The trial court determined that plaintiff is entitled to penalties and attorney's fees under LSA-R.S. 22:657(A). We agree with this conclusion and are pleased to adopt the learned trial judge's reasons in support of such finding:
"Mrs. Cloud has asked for penalties, being the additional sum of $1,500.00, plus attorneys fees.
The record of evidence herein convinces this Court that any reasonable investigation of Mrs. Cloud's claim by the insured would have disclosed that Mrs. Alma Cloud would be entitled to recover the benefits under this policy.
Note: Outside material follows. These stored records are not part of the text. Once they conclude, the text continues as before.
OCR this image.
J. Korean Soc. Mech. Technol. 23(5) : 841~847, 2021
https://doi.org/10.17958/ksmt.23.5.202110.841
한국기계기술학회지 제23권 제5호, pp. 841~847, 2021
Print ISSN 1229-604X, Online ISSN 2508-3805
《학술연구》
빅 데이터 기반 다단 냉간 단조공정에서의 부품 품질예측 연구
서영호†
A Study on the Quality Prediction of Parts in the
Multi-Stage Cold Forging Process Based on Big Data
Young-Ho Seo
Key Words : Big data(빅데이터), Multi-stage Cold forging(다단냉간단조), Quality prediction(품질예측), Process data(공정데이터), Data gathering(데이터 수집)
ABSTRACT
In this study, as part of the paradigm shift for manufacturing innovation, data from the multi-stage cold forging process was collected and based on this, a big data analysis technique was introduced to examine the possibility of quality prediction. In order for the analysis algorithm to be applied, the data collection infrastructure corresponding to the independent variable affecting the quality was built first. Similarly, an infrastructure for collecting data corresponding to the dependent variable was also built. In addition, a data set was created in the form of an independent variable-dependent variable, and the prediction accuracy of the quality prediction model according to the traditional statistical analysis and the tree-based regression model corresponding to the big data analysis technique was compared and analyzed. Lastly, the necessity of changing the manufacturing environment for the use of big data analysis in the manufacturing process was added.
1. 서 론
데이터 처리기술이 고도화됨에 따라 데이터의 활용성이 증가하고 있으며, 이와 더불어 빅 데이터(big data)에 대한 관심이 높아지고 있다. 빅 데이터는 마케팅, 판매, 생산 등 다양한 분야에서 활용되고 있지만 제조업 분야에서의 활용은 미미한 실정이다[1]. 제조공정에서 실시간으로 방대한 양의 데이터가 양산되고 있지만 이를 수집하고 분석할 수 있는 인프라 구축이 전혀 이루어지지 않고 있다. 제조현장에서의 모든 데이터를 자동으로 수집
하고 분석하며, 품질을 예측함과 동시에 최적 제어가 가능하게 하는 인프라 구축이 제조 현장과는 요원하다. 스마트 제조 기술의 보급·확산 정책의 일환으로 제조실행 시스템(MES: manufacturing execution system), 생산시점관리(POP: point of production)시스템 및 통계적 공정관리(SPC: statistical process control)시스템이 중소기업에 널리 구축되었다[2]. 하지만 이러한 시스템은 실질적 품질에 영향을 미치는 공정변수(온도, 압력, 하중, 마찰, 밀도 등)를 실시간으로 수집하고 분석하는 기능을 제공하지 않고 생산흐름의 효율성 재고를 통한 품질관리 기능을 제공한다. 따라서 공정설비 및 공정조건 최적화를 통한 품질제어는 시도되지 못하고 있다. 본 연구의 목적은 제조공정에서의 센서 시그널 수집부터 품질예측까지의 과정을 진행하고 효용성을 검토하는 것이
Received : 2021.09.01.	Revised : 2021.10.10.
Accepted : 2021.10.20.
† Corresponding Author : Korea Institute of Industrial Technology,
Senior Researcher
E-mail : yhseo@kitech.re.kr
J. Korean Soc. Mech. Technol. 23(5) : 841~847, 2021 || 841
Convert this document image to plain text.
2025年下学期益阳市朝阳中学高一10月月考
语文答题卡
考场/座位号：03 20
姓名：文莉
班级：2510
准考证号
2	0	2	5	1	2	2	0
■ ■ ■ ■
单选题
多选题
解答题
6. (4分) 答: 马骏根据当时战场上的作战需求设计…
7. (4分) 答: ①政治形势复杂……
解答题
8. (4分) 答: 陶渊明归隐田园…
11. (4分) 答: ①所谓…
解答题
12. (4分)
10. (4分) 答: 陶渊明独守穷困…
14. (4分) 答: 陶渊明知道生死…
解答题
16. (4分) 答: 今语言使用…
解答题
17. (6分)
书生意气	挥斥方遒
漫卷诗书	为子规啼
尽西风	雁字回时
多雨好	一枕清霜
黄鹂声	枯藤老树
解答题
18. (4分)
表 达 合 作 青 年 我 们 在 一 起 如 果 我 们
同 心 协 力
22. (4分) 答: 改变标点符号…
No employee of defendant or independent adjuster made such a thorough investigation. The insurer took the position that the error placed in the application by their agent (who, according to the record of evidence, they did not consult) was proof sufficient to exercise their privilege to declare the major medical policy null and void as if never written.
L.R.S. 22:657(A) permits the assessment of penalties and attorneys fees unless the insurer's refusal to pay the claim within 30 days is based on `just and reasonable grounds, such as would put a reasonable prudent businessman on guard, exist.' The policy defense that there was misrepresentation this Court has held was without merit. The acts of their insurance agent in filling out the application form with incorrect data when the agent had been given the correct facts are the facts of his principal, the insurer. Other than relying on the application, the insurer made no effort to prove any misrepresentation by Mrs. Cloud.
The insurer failed to properly investigate and evaluate the legal and factual efficacy of its position and preferred to resist liability upon its technical and tenuous defense of misrepresentation. Such action on the insurer's part renders it liable for the statutory penalties." See Morein v. American Physicians Ins. Co., 192 So.2d 887 (La.App. 3rd Cir. 1966).
The Frugé case did not involve the awarding of penalties and attorney's fees, and held only that the insurer could not avoid recovery on a policy. Frugé did, however, announce the policy that "if the agent by mistake, fraud or negligence inserts erroneous or untrue answers to the questions *945 contained in the application, these representations bind the insurer but are not binding upon the insured ..." Evidently, the rationale of the Cloud and Morein cases is that it would be inconsistent, on the one hand, to hold that an insurer is bound by the acts of its agent, which it must know at the time a claim arises, and to hold, on the other hand, that the insurer can make out just and reasonable grounds for resisting recovery on the basis of proof of poor health of the insured. Any reasonable evaluation of the claim should convince the insurer that, regardless of the facts, it is bound by its agent's acts. Therefore, the insurer should know that it is bound on the policy. Such, we believe, is the case here. Under the circumstances, the insurer was arbitrary and capricious in not paying the claims in reliance on the sound health clause in the policies.
Proper evaluation of the situation with respect to the burial insurance policy and the defense that the policy was not issued until after the death of Gracie Ryan should also have convinced the insurer that the claim must be paid.
For the foregoing reasons we agree that the trial court properly awarded statutory penalties. Therefore, the judgment of the trial court will be affirmed. The costs of this appeal are assessed to the defendant-appellant.
AFFIRMED.
SWIFT, J., dissents as to the award on the burial policy, but otherwise concurs.
NOTES
[1] Jordan v. Travelers Insurance Company, supra, crystalized the following standard for meeting the burden of proof or sufficiency of evidence: "... [P]roof by direct or circumstantial evidence is sufficient to constitute a preponderance, when, taking the evidence as a whole, such proof shows that the fact or causation sought to be proved is more probable than not."